À Hack in Paris, Winn Schwartau suggère de mesurer le risque en fonction du temps

L’expert de la sécurité informatique Winn Schwartau est intervenu à l’occasion d’une conférence plénière de Hack In Paris, qui se déroulait en fin de semaine dernière à proximité de la capitale. Selon lui, le point de départ, pour évaluer le risque et son exposition à celui-ci, c’est le temps.

«Le temps de la guerre s’est accéléré.» C’est ainsi que commence l’exposé de Winn Schwartau, avant qu’il ne souligne que les «choses sont de plus en plus compliquées» sous l’effet notamment de la multiplication des communications multi-directionnelles. Une qualité qui change la nature de la réaction applicable et conduit à une situation dans laquelle il n’existe plus de modèle de chaîne de réaction à la menace facile à établir. Et pour ne rien gâter, les modèles historiques de la sécurité, consistant à construire un mur et à tenir à l’écart toute personne - ou utilisateur - illégitime, ne fonctionnent pas. Pour peu qu’ils aient fonctionné : l’expert évoque ainsi l’échec de Troie, du Mur de Chine, de la ligne Maginot... Mais la logique du mur lui paraît d’autant moins pertinente qu’il est impossible de fermer les espaces «où l’on peut faire des affaires ». Pour Winn Schwartau, il est temps de se rendre à l’évidence : «nous ne sommes pas assez intelligents pour construire des ordinateurs sûrs.» Notamment parce qu’en tant qu’entreprises ou qu’utilisateurs, «nous voulons de la simplicité, nous voulons l’accès. Et l’accès et la protection sont mutuellement exclusifs.» Voilà pour le contexte.

Que faire, donc, pour toutefois essayer de concilier les deux ? L’expert revient à ses comparaisons historiques, prenant cette fois l’exemple du coffre-fort.

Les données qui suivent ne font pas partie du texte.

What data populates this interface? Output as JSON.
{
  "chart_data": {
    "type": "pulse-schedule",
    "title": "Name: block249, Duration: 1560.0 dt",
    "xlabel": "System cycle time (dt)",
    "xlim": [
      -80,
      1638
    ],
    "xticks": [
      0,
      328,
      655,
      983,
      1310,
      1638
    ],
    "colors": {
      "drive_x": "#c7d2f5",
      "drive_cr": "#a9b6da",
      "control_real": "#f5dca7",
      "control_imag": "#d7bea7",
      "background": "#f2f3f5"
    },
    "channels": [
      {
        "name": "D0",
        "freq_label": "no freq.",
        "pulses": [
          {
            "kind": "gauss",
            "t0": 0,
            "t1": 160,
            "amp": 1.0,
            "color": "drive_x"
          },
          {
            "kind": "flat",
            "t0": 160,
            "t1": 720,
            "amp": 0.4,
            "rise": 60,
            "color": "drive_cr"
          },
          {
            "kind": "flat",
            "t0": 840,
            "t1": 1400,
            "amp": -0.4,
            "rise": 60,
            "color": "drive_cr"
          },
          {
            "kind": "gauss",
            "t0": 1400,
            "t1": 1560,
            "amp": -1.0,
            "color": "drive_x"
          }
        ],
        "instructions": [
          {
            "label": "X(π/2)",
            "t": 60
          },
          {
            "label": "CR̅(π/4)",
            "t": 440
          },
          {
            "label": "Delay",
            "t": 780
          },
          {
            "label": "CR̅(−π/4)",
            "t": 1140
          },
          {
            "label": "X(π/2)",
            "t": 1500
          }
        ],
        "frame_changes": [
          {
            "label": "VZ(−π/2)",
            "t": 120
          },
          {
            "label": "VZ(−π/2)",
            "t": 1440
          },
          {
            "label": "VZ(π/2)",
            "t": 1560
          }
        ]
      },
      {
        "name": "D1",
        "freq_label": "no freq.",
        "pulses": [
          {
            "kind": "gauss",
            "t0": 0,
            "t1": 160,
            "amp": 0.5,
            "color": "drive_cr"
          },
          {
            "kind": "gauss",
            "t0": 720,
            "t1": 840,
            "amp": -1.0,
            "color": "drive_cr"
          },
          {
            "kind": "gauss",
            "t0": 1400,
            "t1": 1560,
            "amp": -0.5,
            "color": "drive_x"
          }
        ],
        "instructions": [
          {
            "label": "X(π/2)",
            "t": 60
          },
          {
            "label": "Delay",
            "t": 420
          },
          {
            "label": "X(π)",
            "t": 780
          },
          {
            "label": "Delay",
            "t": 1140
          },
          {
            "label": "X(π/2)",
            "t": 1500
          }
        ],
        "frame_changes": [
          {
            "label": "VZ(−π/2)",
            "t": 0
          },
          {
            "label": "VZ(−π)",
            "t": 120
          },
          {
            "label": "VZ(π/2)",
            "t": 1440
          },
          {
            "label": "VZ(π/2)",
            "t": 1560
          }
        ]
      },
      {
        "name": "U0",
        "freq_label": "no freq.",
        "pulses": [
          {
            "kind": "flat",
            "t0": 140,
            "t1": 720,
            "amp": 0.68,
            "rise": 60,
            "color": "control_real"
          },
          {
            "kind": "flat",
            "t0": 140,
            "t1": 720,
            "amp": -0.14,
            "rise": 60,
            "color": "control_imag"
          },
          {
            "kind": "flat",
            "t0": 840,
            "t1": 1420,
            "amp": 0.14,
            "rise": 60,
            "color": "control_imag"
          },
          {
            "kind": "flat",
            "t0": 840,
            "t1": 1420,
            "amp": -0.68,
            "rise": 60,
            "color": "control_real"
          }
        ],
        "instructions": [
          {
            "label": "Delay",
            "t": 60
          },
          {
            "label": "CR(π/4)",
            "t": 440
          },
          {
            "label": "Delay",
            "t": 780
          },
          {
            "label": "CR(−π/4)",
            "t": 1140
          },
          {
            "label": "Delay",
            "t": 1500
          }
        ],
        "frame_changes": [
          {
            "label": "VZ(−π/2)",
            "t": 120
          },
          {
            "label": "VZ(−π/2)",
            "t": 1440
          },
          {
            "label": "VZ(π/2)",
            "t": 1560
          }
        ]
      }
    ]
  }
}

Un objet qui, souligne-t-il, n’a en définitive rien d’inviolable - que ce soit par force brute ou par coercition sur un détenteur de code, voire par fourberie, comme avec le phishing. Dans tous les cas, réussir à ouvrir le coffre pour accéder à son contenu n’est en définitive «qu’une question de temps. Le niveau de sécurité d’un coffre-fort se quantifie en temps ». En fait, pour Winn Schwartau, c’est essentiellement de temps qu’il est question, en matière de sécurité. Le temps nécessaire pour percer une défense, tout d’abord. Mais aussi le temps nécessaire à la détection de l’incident de sécurité - «on peut mesurer le temps nécessaire à un méchant pour faire des trucs de méchant. Et donc le temps dont on dispose pour intervenir.» C’est ainsi, in fine, que «l’on protège les choses dans le monde physique »; Et pour lui, cela peut aussi s’appliquer à l’informatique.

Mais encore faut-il commencer par se poser la question et mesurer les délais de la chaîne de protection : «si percer mes défenses prend plus de temps que la détection et la réaction réunies, alors je suis protégé.» Et d’interroger : «les systèmes de détection des intrusions supervisent l’activité réseau. Mais combien de temps leur faut-il pour détecter une activité suspecte ? Le savez-vous ?», lance-t-il à l’assistance qui reste muette. «Mais alors pourquoi les avez-vous déployés», ajoute-t-il un brin provocateur avant d’enjoindre son auditoire d’interroger les éditeurs sur ces questions. 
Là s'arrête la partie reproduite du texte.